Retail sales excluding automobiles, gasoline, building materials and food services were unchanged after a downwardly revised 0.2% increase in January. These so-called core retail sales correspond most closely with the consumer spending component of gross domestic product and were previously reported to have risen 0.6% in January.
Economists polled by Reuters had forecast retail sales slipping 0.2% and core retail sales rising 0.2% in February.
Last month's weak core retail sales reading, together with January's modest gain, suggest that consumer spending will probably remain tepid in the first quarter after growing at a 2.0% annualized rate in the fourth quarter.
Fed on hold
The report came as Federal Reserve officials prepared to gather for a two-day policy meeting. The U.S. central bank is expected to leave interest rates unchanged as policymakers monitor developments on global financial markets, domestic inflation and the labor market.
The Fed hiked its benchmark overnight interest rate in December for the first time in nearly a decade.
In a separate report, the Labor Department said its producer price index dropped 0.2% last month on lower energy and food costs, after edging up 0.1% in January.
In the 12 months through February, the PPI was unchanged after falling 0.2% in the year through January. It was the first time since January 2015 that the year-on-year PPI did not decline.
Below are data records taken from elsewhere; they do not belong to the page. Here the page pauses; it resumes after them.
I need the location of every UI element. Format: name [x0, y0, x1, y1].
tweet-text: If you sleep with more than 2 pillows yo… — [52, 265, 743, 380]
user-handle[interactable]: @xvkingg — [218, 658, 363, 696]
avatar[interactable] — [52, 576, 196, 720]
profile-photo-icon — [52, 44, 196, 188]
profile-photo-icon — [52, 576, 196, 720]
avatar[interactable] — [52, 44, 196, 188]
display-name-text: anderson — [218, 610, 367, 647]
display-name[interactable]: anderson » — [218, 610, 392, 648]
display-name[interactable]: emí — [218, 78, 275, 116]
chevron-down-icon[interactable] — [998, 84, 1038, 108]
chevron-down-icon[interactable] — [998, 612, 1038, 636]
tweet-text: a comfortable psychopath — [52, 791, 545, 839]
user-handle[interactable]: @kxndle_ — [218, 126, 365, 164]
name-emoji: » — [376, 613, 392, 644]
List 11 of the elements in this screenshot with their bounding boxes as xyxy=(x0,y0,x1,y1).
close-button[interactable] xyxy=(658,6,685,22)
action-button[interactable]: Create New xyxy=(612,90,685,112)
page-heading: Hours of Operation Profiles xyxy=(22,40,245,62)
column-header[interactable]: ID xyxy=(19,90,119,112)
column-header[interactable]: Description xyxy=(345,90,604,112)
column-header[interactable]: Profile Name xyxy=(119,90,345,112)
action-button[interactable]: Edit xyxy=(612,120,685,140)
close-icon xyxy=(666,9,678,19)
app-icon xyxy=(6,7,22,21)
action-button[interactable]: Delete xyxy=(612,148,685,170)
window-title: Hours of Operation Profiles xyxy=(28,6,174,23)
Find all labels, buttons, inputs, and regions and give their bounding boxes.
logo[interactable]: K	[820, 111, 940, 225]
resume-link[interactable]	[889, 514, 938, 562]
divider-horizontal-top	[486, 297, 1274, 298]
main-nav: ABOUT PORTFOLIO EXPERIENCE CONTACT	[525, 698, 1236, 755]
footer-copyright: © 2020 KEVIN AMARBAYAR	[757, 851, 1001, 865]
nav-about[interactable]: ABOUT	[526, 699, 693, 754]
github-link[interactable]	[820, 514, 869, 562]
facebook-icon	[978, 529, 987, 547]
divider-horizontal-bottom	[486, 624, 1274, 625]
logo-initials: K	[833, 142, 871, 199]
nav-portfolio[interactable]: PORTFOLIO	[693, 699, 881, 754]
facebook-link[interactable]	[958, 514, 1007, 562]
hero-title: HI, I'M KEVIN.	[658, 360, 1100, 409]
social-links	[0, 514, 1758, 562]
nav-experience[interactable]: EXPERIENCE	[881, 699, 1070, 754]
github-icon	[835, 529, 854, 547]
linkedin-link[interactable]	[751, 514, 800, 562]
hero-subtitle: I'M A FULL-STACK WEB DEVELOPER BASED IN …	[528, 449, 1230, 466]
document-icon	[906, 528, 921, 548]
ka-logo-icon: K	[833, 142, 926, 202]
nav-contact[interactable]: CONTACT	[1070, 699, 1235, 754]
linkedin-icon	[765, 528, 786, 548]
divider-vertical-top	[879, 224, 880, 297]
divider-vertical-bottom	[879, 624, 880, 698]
With the dollar losing some momentum after gaining 20% against the currencies of the United States' main trading partners between June 2014 and December 2015, imported deflation is starting to wane. That could curb further declines in producer prices.
But oil prices, which tumbled by as much as 4% on Monday on concerns that a six-week market recovery has gone beyond the fundamentals, remain a wild card. So far this year, the dollar has gained about 0.9% on a trade-weighted basis.
A 4.4% drop in the value of sales at service stations weighed on retail sales last month. Gasoline prices dropped 9% in February, according to the U.S. Energy Information Administration, as oil prices fell further.
Retail sales were also hurt by a 0.2% fall in sales at auto dealerships and a 0.5% drop in receipts at furniture stores. Auto sales declined 0.2% in January.
Receipts at electronics and appliance stores slipped 0.1%. But there were pockets of strength, with clothing store sales rising 0.9% last month and receipts at building materials and garden equipment stores gaining 1.6%.
Sales at sporting goods and hobby stores rose 1.2% and sales at restaurants and bars increased 1.0%. Online store sales dropped 0.2%.